With a friendly staff and an impressive selection, Great Hall Games functions as meeting place for a large swath of the Austin, TX board gaming community. (Incredibly, Austin also supports two other large and busy shops that feature board games: Dragon’s Lair and Battleforge Games.) The back half of the shop is two large rooms dedicated for game play.
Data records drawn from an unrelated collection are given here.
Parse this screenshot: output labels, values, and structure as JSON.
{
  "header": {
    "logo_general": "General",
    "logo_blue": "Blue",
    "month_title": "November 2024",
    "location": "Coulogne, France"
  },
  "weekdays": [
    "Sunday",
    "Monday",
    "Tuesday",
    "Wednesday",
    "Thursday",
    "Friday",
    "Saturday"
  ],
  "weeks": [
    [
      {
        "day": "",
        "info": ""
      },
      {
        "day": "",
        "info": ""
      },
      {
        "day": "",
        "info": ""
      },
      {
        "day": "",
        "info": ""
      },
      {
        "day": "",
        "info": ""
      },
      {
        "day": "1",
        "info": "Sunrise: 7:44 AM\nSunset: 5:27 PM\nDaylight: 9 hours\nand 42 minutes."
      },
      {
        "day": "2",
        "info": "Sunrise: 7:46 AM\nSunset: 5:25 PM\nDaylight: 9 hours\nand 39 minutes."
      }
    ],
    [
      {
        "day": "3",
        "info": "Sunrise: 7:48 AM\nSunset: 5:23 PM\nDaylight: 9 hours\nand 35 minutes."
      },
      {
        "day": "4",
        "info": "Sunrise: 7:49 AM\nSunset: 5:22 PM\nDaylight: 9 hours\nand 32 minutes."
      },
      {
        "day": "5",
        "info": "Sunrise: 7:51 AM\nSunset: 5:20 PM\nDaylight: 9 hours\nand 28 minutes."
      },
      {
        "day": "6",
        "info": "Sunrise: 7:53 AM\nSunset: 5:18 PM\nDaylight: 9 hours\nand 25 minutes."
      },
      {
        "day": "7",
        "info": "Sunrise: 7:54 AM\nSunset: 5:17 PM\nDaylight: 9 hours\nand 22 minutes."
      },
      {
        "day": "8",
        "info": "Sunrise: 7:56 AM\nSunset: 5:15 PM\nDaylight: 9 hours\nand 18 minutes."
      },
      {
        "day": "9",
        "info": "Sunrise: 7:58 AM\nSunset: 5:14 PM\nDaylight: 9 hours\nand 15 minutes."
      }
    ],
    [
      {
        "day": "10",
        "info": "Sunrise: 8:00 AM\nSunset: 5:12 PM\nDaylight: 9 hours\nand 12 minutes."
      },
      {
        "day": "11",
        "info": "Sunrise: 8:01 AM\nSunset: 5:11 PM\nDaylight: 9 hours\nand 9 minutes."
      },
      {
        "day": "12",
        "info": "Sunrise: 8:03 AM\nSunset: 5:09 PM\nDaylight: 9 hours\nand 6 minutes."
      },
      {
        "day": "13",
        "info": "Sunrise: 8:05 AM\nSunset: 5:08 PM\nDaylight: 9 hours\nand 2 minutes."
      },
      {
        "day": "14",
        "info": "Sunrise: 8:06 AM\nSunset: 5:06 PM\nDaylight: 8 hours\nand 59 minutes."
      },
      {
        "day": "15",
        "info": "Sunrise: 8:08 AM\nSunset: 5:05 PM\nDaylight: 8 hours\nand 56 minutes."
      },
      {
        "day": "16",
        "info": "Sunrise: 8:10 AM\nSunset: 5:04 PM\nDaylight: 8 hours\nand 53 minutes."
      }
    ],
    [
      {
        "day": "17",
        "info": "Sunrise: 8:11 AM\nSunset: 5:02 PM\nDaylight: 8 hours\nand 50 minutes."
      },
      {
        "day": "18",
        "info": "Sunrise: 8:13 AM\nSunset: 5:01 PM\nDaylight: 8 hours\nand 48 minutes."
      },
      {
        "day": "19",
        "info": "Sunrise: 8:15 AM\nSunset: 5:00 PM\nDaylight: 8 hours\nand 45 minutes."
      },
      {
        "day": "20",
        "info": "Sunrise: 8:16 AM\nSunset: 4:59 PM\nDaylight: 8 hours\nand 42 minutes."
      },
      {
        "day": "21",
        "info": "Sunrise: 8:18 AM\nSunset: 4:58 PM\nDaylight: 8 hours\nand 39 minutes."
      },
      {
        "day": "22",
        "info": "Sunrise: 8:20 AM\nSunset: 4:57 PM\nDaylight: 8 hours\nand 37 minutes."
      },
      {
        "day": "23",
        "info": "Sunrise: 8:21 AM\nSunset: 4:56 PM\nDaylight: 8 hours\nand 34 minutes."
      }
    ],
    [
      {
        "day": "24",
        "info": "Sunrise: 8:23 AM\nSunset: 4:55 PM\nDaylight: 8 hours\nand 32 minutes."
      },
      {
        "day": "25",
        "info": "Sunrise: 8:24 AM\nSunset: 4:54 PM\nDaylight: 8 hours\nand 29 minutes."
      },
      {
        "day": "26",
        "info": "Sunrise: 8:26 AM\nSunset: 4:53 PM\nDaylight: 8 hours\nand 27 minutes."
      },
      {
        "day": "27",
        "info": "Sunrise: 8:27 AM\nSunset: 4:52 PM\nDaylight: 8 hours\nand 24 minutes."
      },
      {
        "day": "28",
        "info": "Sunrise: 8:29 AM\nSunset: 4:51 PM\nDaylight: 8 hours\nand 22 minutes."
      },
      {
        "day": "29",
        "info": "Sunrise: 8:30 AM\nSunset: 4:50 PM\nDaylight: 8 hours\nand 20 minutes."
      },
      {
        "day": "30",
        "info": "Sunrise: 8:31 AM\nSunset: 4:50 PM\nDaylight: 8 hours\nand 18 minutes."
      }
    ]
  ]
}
The space plays host to a variety of different types of groups depending on the day.
TUESDAY
Go Night, Host Austin Go Club, 6:30-midnight
WEDNESDAY
Chess Night, Host Gene Kohnitz, 6:30-10:00
THURSDAY
Historical Miniatures, paint & talk militaria and wargame rules, Host Lone Star Historical Miniatures, 6:30-10:00,
FRIDAY
Evening Boardgames, 6:30-Midnight
SATURDAY
Afternoon Boardgames, Host Austin Boardgame Group, Noon-8:00
SUNDAY
Historical Miniatures Battles, Host Lone Star Historical Miniatures, 12:30-6:00
1st Sunday: 20th Century
2nd Sunday: Horse and Musket
3rd Sunday: Ancients & Medievals
4th & 5th Sundays: open
By 7, the Friday night meetings are often standing room only with 10-12 games going on.